Pat Krugman (Bedford Hills, NY)

Vita Burdi

August 11, 2013

We miss you, we love you and may God bless you for eternity.
Pam, Carollynn, Cydney we are all so blessed to have know Russ, thank you for sharing him with us.
With Love, Vita and Jerry Burdi

Al Jette

August 11, 2013

Thinking of you and your family and more especially Russ's family. al jette

August 11, 2013

We ask God's blessings for Russell during his life in eternity and send sympathy to his family in their grief.
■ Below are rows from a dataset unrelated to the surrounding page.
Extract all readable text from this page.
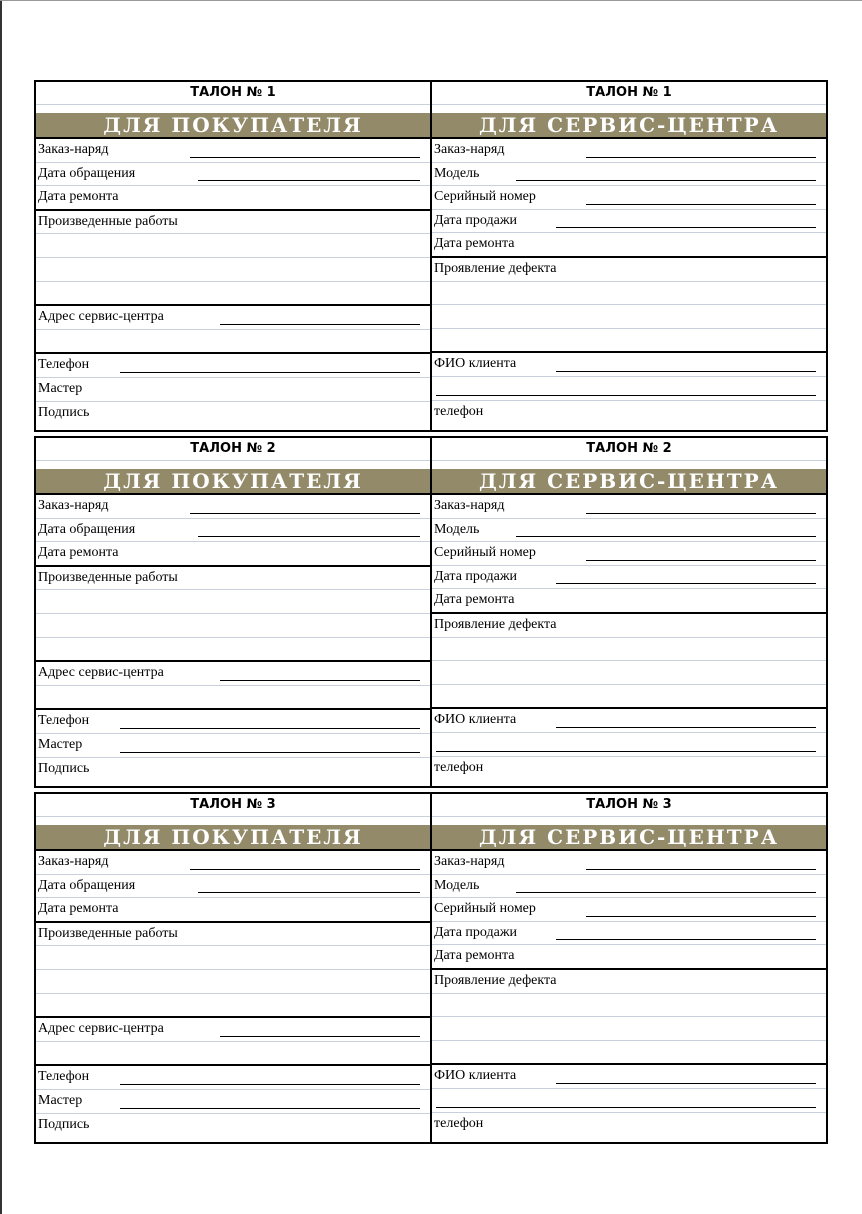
ТАЛОН № 1
ДЛЯ ПОКУПАТЕЛЯ
Заказ-наряд
Дата обращения
Дата ремонта
Произведенные работы
Адрес сервис-центра
Телефон
Мастер
Подпись
ТАЛОН № 1
ДЛЯ СЕРВИС-ЦЕНТРА
Заказ-наряд
Модель
Серийный номер
Дата продажи
Дата ремонта
Проявление дефекта
ФИО клиента
телефон
ТАЛОН № 2
ДЛЯ ПОКУПАТЕЛЯ
Заказ-наряд
Дата обращения
Дата ремонта
Произведенные работы
Адрес сервис-центра
Телефон
Мастер
Подпись
ТАЛОН № 2
ДЛЯ СЕРВИС-ЦЕНТРА
Заказ-наряд
Модель
Серийный номер
Дата продажи
Дата ремонта
Проявление дефекта
ФИО клиента
телефон
ТАЛОН № 3
ДЛЯ ПОКУПАТЕЛЯ
Заказ-наряд
Дата обращения
Дата ремонта
Произведенные работы
Адрес сервис-центра
Телефон
Мастер
Подпись
ТАЛОН № 3
ДЛЯ СЕРВИС-ЦЕНТРА
Заказ-наряд
Модель
Серийный номер
Дата продажи
Дата ремонта
Проявление дефекта
ФИО клиента
телефон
Love, Joan and Joe Chisholm

Stephanie Anne Chisholm

August 11, 2013

My heart goes out to you all...Pammy and the girls, Jim, Beth and Doug...Russ was an amazing husband, father and the quintessential little brother. I have no doubt that he arrived in Heaven promptly and is now in the company of the angels, including his beloved parents. I feel blessed that I had his company during Doug's 50th gala dinner and I will always remember Russ that way...smiling, joking around and dancing the night away!! Love you, Russ and I will see you again someday, my friend. Love, xox Steph & Co.

Your friends at R. Stutzmann & Sons Funeral Home

August 8, 2013

Offering our deepest condolences during this difficult time.